42 Pelajar Luka-luka Akibat Bangunan SMKN 1 Gunung Putri Roboh, Pemprov Jabar Siap Pasang Badan!
Sekretaris Daerah Jawa Barat, Herman Suryatman saat memberikan keterangan. Foto: Sandika
0 Komentar

JABAR EKSPRES – Pemerintah Provinsi Jawa Barat menyatakan, siap pasang badan untuk pengobatan para pelajar SMKN 1 Gunung Putri yang mengalami luka.

Lima bangunan SMKN 1 Gunung Putri roboh karena hujan deras serta angin kencang. Adapun, sebanyak 42 pelajar mengalami luka-luka.

Sekretaris Daerah Jawa Barat Herman Suryatman menegaskan, pihaknya akan menangani mulai dari pengobatan para korban hingga menginstruksikan pihak terkait untuk penyelidikan lebih lanjut terhadap robohnya bangunan tersebut.

Baca Juga:Bruk! Angin Kencang Robohkan Atap Gedung Sekolah di Simpenan Sukabumi, Timpa Puluhan KomputerBangunan Sekolah SDN Pasirmukti Karawang Roboh, Kemana Anggaran Perbaikan?

“Iya pemerintah daerah Jawa Barat pasang badan untuk itu nanti kita tangani semuanya pa gubernur kalau urusan-urusan rakyat kita harus tampil di depan,” kata Herman, pada Senin (3/11/2025) malam.

Sebelumnya, Pelajar SMKN 1 Gunung Putri yakni Audrey mengungkapkan, suara ambruknya bangunan tidak terdengar karena tertutupi hujan deras serta angin, hanya ada suara gemuruh.

“Ga kedengeran karena hujan angin, cuman ada gemuruh-gemuruh doang,” ungkap Audrey saat dihubungi wartawan, pada Senin (3/11/2025).

Audrey menutur, hujan deras serta angin kencang melanda di wilayah Gunung Putri.
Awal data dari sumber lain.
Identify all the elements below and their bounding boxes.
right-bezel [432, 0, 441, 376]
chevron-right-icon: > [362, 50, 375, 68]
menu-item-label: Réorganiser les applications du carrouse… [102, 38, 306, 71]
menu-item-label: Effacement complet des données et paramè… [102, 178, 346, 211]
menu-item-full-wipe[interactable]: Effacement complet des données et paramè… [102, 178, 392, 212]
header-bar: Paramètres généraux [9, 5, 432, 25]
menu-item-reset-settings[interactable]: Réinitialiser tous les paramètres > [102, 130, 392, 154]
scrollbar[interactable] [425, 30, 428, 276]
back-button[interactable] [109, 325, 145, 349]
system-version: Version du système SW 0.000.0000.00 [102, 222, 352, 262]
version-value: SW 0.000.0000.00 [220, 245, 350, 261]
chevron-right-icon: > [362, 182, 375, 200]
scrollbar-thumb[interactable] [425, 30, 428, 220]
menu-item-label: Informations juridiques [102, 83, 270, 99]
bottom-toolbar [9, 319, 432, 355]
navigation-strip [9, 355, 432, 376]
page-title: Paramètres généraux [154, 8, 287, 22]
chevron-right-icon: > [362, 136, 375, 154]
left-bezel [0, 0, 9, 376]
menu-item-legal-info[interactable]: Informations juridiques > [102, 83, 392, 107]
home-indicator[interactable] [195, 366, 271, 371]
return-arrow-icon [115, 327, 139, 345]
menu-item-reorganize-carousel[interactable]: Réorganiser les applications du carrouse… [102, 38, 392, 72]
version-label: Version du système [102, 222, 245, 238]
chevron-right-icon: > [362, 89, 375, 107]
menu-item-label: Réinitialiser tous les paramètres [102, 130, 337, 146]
Saat itu, genting yang ada di kelas jurusan Las dan Mesin ambruk secara bergiliran.

Kata dia, sejumlah pelajar sedang berada di bangunan lama tersebut untuk menunggu pemeriksaan kesehatan gratis di pendopo sekolah.

“Ada genting yang pada jatuh-jatuhan di kelas Las sama Mesin terus tiba-tiba langsung ambruk, ambrok domino gitu, kelas per kelas tiba-tiba langsung satu bangunan ambruk semua,” jelasnya.

“Jam kosong mau nunggu cek kesehatan gratis di pendopo sekolah, ada cek kesehatan gratis jadi pada nunggu di kelas hujan juga jadi ga kemana-mana jadi di kelas aja,” sambungnya.